Shake Shack makes money through a percentage of sales at the licensed partners’ restaurants, and through territory fees, “payment for the exclusive right to develop Shacks in a specific geographic area.”

In 2023, the company’s licensing revenue rose 30.4 per cent to US$40.7 million from US$31.2 million the previous year.

The Canadian fast-food sector is crowded, but restaurants can differentiate by what they offer, what they charge, the time of day they target and where they're located, Satov said. The industry is also fairly "recession proof," he noted. Someone might not buy a luxury sweater because of money concerns, but "they're still gonna get their coffee every day on the way to work."
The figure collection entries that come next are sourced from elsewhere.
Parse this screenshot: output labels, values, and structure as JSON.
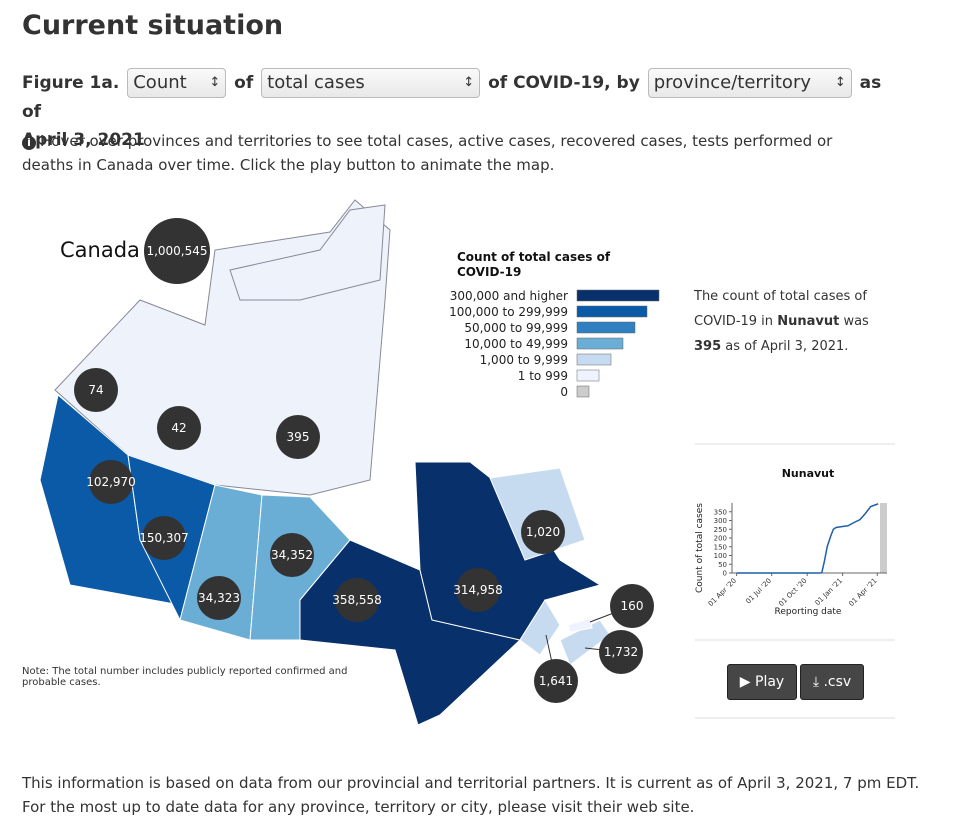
{
  "heading": "Current situation",
  "figure": {
    "label": "Figure 1a.",
    "measure": "Count",
    "of1": "of",
    "metric": "total cases",
    "of2": "of COVID-19, by",
    "geo": "province/territory",
    "as_of": "as of",
    "date": "April 3, 2021"
  },
  "hint": "Hover over provinces and territories to see total cases, active cases, recovered cases, tests performed or deaths in Canada over time. Click the play button to animate the map.",
  "map": {
    "canada_label": "Canada",
    "canada_total": "1,000,545",
    "bubbles": [
      "74",
      "42",
      "395",
      "102,970",
      "150,307",
      "34,323",
      "34,352",
      "358,558",
      "314,958",
      "1,020",
      "160",
      "1,732",
      "1,641"
    ],
    "note": "Note: The total number includes publicly reported confirmed and probable cases."
  },
  "legend": {
    "title": "Count of total cases of COVID-19",
    "items": [
      "300,000 and higher",
      "100,000 to 299,999",
      "50,000 to 99,999",
      "10,000 to 49,999",
      "1,000 to 9,999",
      "1 to 999",
      "0"
    ],
    "colors": [
      "#08306b",
      "#0b5aa8",
      "#2f7fc1",
      "#6aaed6",
      "#c6dbef",
      "#eff3ff",
      "#cccccc"
    ]
  },
  "info": {
    "before": "The count of total cases of COVID-19 in",
    "region": "Nunavut",
    "middle": "was",
    "value": "395",
    "after": "as of April 3, 2021."
  },
  "chart_data": {
    "type": "line",
    "title": "Nunavut",
    "x_label": "Reporting date",
    "y_label": "Count of total cases",
    "x": [
      "2020-04-01",
      "2020-06-01",
      "2020-08-01",
      "2020-10-01",
      "2020-11-01",
      "2020-11-08",
      "2020-11-15",
      "2020-11-22",
      "2020-12-01",
      "2020-12-08",
      "2020-12-15",
      "2021-01-01",
      "2021-01-15",
      "2021-02-01",
      "2021-02-15",
      "2021-03-01",
      "2021-03-15",
      "2021-04-03"
    ],
    "series": [
      {
        "name": "Nunavut",
        "color": "#1f5fa8",
        "values": [
          0,
          0,
          0,
          0,
          0,
          1,
          70,
          150,
          210,
          250,
          260,
          266,
          270,
          290,
          305,
          340,
          380,
          395
        ]
      }
    ],
    "xlim": [
      "2020-03-20",
      "2021-04-08"
    ],
    "xticks": [
      {
        "value": "2020-04-01",
        "label": "01 Apr '20"
      },
      {
        "value": "2020-07-01",
        "label": "01 Jul '20"
      },
      {
        "value": "2020-10-01",
        "label": "01 Oct '20"
      },
      {
        "value": "2021-01-01",
        "label": "01 Jan '21"
      },
      {
        "value": "2021-04-01",
        "label": "01 Apr '21"
      }
    ],
    "ylim": [
      0,
      400
    ],
    "yticks": [
      0,
      50,
      100,
      150,
      200,
      250,
      300,
      350
    ]
  },
  "buttons": {
    "play": "Play",
    "csv": ".csv"
  },
  "footer": "This information is based on data from our provincial and territorial partners. It is current as of April 3, 2021, 7 pm EDT. For the most up to date data for any province, territory or city, please visit their web site."
}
There’s a lot of segmentation in the burger market, and Shake Shack is likely targeting a premium niche with a handful of outlets in very strategic locations in Canada’s major cities, retail analyst Bruce Winder told Yahoo Finance Canada.

“They're not trying to get growth at all costs,” he said. “They're trying to grow in a nice profitable way where they can keep a nice premium price point, and not sort of get down and dirty with the other quick-serve restaurants on price.”

Interest in premium burgers has grown in recent years, Winder says, and younger consumers “seem willing to pay more for … something that's different than McDonald's or Burger King.”

It would take a lot more to catch the interest of those QSR giants than Shake Shack’s plans to reach 35 outlets in Canada over a decade, Satov said. “If a food retailer came in and said ‘We're opening 1,000 locations and 700 of them are going to be within 500 feet of a Tim Hortons,’ that would be interesting.”

But the “hyper-local” nature of QSRs means a Shake Shack could theoretically have an impact on an existing restaurant within a block or two, but not much beyond that, Satov says. “The draw radius for QSR is not the same as it is for a movie theatre. It's not the same as it is for an apparel retailer. It's not the same as it is even for a large mass retail at Walmart or Canadian Tire.”